The above graph represents the comparison of the AUC score for each classifier. Similar to the F1 score comparisons, the AUC score of MLP models outperformed the Naïve Bayes and LR classifiers for most of the classes except for the “DRUGS/ALCOHOL VIOLATION” class. One noticeable from the plot was that the AUC score of the LR classifier was the highest for the “DRUGS/ALCOHOL VIOLATION” class which was a different result with the F1 score. The AUC score of Naïve Bayes classifier was the lowest for all classes. Referring to this comparison, the overall performance of the MLP with entity embedding layers was the highest among all classifiers tested in this work.

Conclusively!

· MLP with entity embedding layers was shown to result in the best performance in terms of the accuracy, average F1 score as well as AUC scores of each output class.

· Specifically, referring to the AUC of each class, 1.3% to 3.1% of performance improvement was observed for every class when comparing the MLP with entity embedding layers with the results of Naïve Bayes classifier.

· The accuracy and average F1 scores were the same for all classifiers and it was expected since the dataset was re-sampled to be perfectly balanced.

· Out of all classes, all the classifiers commonly showed the best classification performance on the class of “VEHICLE BREAK-IN” and the least for “DRUGS/ALCOHOL VIOLATION”. It could be improved by adding more features like whether there was a liquor store nearby.

To wrap up,

In this article, the neural network models were designed and studied to classify the crime types based on categorical input data containing spatial and temporal information on the crime occurrence.

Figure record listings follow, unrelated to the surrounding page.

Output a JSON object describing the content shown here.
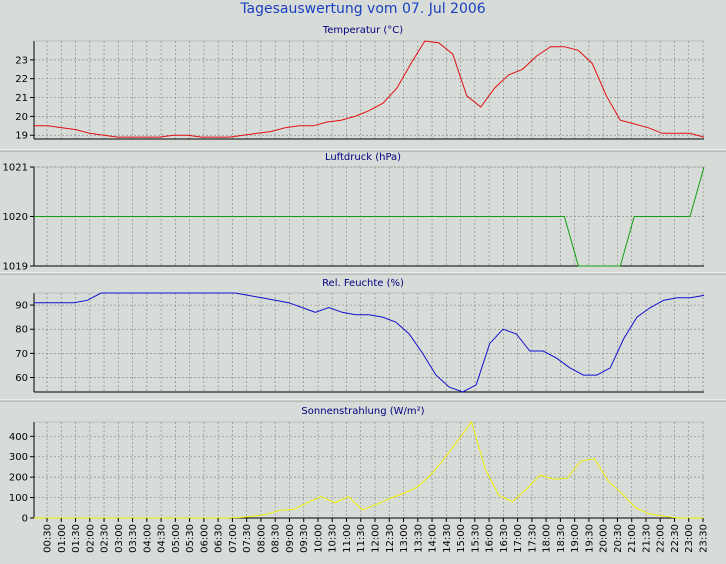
{
  "page_title": "Tagesauswertung vom 07. Jul 2006",
  "chart_data": [
    {
      "type": "line",
      "title": "Temperatur (°C)",
      "color": "#e01010",
      "ylim": [
        18.8,
        24.0
      ],
      "yticks": [
        19,
        20,
        21,
        22,
        23
      ],
      "values": [
        19.5,
        19.5,
        19.4,
        19.3,
        19.1,
        19.0,
        18.9,
        18.9,
        18.9,
        18.9,
        19.0,
        19.0,
        18.9,
        18.9,
        18.9,
        19.0,
        19.1,
        19.2,
        19.4,
        19.5,
        19.5,
        19.7,
        19.8,
        20.0,
        20.3,
        20.7,
        21.5,
        22.8,
        24.0,
        23.9,
        23.3,
        21.1,
        20.5,
        21.5,
        22.2,
        22.5,
        23.2,
        23.7,
        23.7,
        23.5,
        22.8,
        21.1,
        19.8,
        19.6,
        19.4,
        19.1,
        19.1,
        19.1,
        18.9
      ]
    },
    {
      "type": "line",
      "title": "Luftdruck (hPa)",
      "color": "#10a010",
      "ylim": [
        1019,
        1021
      ],
      "yticks": [
        1019,
        1020,
        1021
      ],
      "values": [
        1020,
        1020,
        1020,
        1020,
        1020,
        1020,
        1020,
        1020,
        1020,
        1020,
        1020,
        1020,
        1020,
        1020,
        1020,
        1020,
        1020,
        1020,
        1020,
        1020,
        1020,
        1020,
        1020,
        1020,
        1020,
        1020,
        1020,
        1020,
        1020,
        1020,
        1020,
        1020,
        1020,
        1020,
        1020,
        1020,
        1020,
        1020,
        1020,
        1019,
        1019,
        1019,
        1019,
        1020,
        1020,
        1020,
        1020,
        1020,
        1021
      ]
    },
    {
      "type": "line",
      "title": "Rel. Feuchte (%)",
      "color": "#1010d0",
      "ylim": [
        54,
        95
      ],
      "yticks": [
        60,
        70,
        80,
        90
      ],
      "values": [
        91,
        91,
        91,
        91,
        92,
        95,
        95,
        95,
        95,
        95,
        95,
        95,
        95,
        95,
        95,
        95,
        94,
        93,
        92,
        91,
        89,
        87,
        89,
        87,
        86,
        86,
        85,
        83,
        78,
        70,
        61,
        56,
        54,
        57,
        74,
        80,
        78,
        71,
        71,
        68,
        64,
        61,
        61,
        64,
        76,
        85,
        89,
        92,
        93,
        93,
        94
      ]
    },
    {
      "type": "line",
      "title": "Sonnenstrahlung (W/m²)",
      "color": "#f0f000",
      "ylim": [
        0,
        470
      ],
      "yticks": [
        0,
        100,
        200,
        300,
        400
      ],
      "values": [
        0,
        0,
        0,
        0,
        0,
        0,
        0,
        0,
        0,
        0,
        0,
        0,
        0,
        0,
        0,
        2,
        8,
        18,
        38,
        42,
        75,
        105,
        75,
        105,
        40,
        65,
        95,
        120,
        150,
        210,
        290,
        380,
        470,
        240,
        110,
        80,
        140,
        210,
        190,
        195,
        280,
        290,
        180,
        120,
        50,
        20,
        10,
        0,
        0,
        0
      ]
    }
  ],
  "x_ticks": [
    "00:30",
    "01:00",
    "01:30",
    "02:00",
    "02:30",
    "03:00",
    "03:30",
    "04:00",
    "04:30",
    "05:00",
    "05:30",
    "06:00",
    "06:30",
    "07:00",
    "07:30",
    "08:00",
    "08:30",
    "09:00",
    "09:30",
    "10:00",
    "10:30",
    "11:00",
    "11:30",
    "12:00",
    "12:30",
    "13:00",
    "13:30",
    "14:00",
    "14:30",
    "15:00",
    "15:30",
    "16:00",
    "16:30",
    "17:00",
    "17:30",
    "18:00",
    "18:30",
    "19:00",
    "19:30",
    "20:00",
    "20:30",
    "21:00",
    "21:30",
    "22:00",
    "22:30",
    "23:00",
    "23:30"
  ],
  "colors": {
    "plot_bg": "#d8dcd8",
    "grid": "#8c8c8c",
    "axis": "#000000",
    "title_text": "#000080"
  }
}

The crime dataset from 2009 to 2017 was acquired from Louisville Metro Open Data Portal. To remove the skews in the dataset, re-grouping and re-sampling technique were applied. Specifically, the crime types were re-grouped into top five crime and random under-sampling was performed to make the dataset perfectly balanced. To develop a neural network-based classifier, a fully connected feed-forward model was developed and its hyperparameters were optimized to avoid overfitting and increase the accuracy. The set of configurations include learning rates, neuron size for hidden layers, batch size as well as the dropout rate. To improve the classification accuracy, feature analysis was done using Cramer’s V to select correlated features as well as to create additional features. As a part of optimization, different encoding schemes were tested to see the effects on the model performance. Finally, the entity embedding layer was added to take the relation between values in categories into account while training the model. As a result, the accuracy of the MLP model with entity embedding layers was 67.78% which was higher than that of the Naïve Bayes classifier by 3.6%.